24 November 2015

The University of North Carolina’s New President Should Scare Anyone Who Cares About Higher Ed

 Margaret Spellings is a Karl Rove protégé who calls students “customers,” and now she’s in charge of the state’s prestigious public university system.

By Zoë Carpenter

After the board that governs the University of North Carolina unexpectedly fired system president Tom Ross in January, there were murmurs that it might replace Ross with conservative kingmaker Art Pope. Pope and the web of think tanks and political groups he funds have long envisioned radical changes in the university system, as I reported in June. While Ross was respected by faculty, he was also a Democrat; UNC’s Board of Governors is appointed by the legislature, which flipped Republican in 2010. Many interpreted Ross’s ouster as the beginning of an ideological purge. Indeed, in the months that followed the board and legislature made a number of moves with troubling implications for intellectual freedom and accessibility at what has long been one of the country’s most celebrated public universities.

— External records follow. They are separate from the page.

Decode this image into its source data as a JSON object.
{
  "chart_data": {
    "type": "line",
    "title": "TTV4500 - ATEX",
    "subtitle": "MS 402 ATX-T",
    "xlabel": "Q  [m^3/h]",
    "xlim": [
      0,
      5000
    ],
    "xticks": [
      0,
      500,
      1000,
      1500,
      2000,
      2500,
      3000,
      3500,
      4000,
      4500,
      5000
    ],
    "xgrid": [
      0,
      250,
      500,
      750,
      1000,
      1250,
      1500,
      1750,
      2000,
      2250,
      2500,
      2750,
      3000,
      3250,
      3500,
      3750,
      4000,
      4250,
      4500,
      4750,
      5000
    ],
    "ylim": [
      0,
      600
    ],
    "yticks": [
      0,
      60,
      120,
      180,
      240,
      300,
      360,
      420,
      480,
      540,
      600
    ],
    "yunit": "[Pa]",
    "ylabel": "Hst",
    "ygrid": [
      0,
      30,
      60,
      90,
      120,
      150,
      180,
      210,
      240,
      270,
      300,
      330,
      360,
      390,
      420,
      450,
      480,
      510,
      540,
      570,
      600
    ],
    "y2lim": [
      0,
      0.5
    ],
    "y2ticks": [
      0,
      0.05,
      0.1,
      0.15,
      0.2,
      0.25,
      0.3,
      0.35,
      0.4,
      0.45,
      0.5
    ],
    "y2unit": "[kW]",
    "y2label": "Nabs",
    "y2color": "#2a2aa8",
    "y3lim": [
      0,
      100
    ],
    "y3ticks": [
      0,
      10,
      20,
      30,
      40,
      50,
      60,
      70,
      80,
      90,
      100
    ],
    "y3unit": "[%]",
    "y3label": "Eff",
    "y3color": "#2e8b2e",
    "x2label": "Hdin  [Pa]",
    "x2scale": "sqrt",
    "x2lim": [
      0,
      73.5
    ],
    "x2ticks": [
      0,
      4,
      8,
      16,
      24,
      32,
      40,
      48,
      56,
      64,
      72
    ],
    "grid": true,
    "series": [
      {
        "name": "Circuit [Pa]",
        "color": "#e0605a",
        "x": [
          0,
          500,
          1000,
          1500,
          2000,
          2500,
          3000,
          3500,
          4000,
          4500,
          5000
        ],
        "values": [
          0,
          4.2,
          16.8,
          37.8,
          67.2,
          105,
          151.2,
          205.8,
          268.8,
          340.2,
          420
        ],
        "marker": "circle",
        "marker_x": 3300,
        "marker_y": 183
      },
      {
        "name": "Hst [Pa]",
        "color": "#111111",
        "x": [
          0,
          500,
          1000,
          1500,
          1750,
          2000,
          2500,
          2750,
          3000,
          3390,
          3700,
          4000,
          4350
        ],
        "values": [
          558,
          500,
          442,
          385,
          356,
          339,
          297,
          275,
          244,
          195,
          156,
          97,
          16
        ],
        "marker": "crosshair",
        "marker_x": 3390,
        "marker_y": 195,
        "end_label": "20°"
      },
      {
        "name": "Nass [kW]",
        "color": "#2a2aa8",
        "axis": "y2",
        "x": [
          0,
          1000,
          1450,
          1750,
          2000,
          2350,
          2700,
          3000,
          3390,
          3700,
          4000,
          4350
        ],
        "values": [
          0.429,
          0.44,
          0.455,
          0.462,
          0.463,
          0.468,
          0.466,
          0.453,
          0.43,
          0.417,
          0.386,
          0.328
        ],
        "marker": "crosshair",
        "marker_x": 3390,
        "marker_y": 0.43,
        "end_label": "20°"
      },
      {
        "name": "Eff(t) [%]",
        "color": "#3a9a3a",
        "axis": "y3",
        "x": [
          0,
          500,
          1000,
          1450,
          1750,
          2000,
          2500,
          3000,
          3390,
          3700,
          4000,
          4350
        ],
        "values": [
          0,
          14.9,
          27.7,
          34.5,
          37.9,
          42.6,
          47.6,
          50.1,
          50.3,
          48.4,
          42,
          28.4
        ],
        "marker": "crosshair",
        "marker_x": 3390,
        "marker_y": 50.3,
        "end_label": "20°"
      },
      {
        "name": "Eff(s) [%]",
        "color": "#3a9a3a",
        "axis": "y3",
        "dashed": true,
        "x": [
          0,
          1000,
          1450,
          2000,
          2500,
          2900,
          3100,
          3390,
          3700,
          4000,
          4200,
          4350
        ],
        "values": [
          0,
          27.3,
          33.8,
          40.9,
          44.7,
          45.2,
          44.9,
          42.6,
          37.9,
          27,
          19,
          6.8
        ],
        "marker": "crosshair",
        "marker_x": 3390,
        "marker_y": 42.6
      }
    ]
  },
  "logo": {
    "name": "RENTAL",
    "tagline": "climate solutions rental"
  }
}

Pope himself was not really a plausible replacement; his appointment would have been too transparently political, and his network has clashed with (comparatively) moderate elements on the board and in the legislature. When the board made a selection in late October it chose someone outside the state’s conservative machinery: Margaret Spellings, former secretary of education under George W. Bush. Spellings is a seasoned political operative; Karl Rove introduced her to Bush, and she went on to direct his campaign for Texas governor and follow him to the White House. She is the latest in a string of politicians and former executives—including former homeland security secretary Janet Napolitano at the University of California, and Timothy Wolfe, who resigned Monday after protests at the University of Missouri—to be installed at the helm of a public university. She’s not Pope, but her track record gives those concerned about the corporatization of higher education something to worry about nonetheless.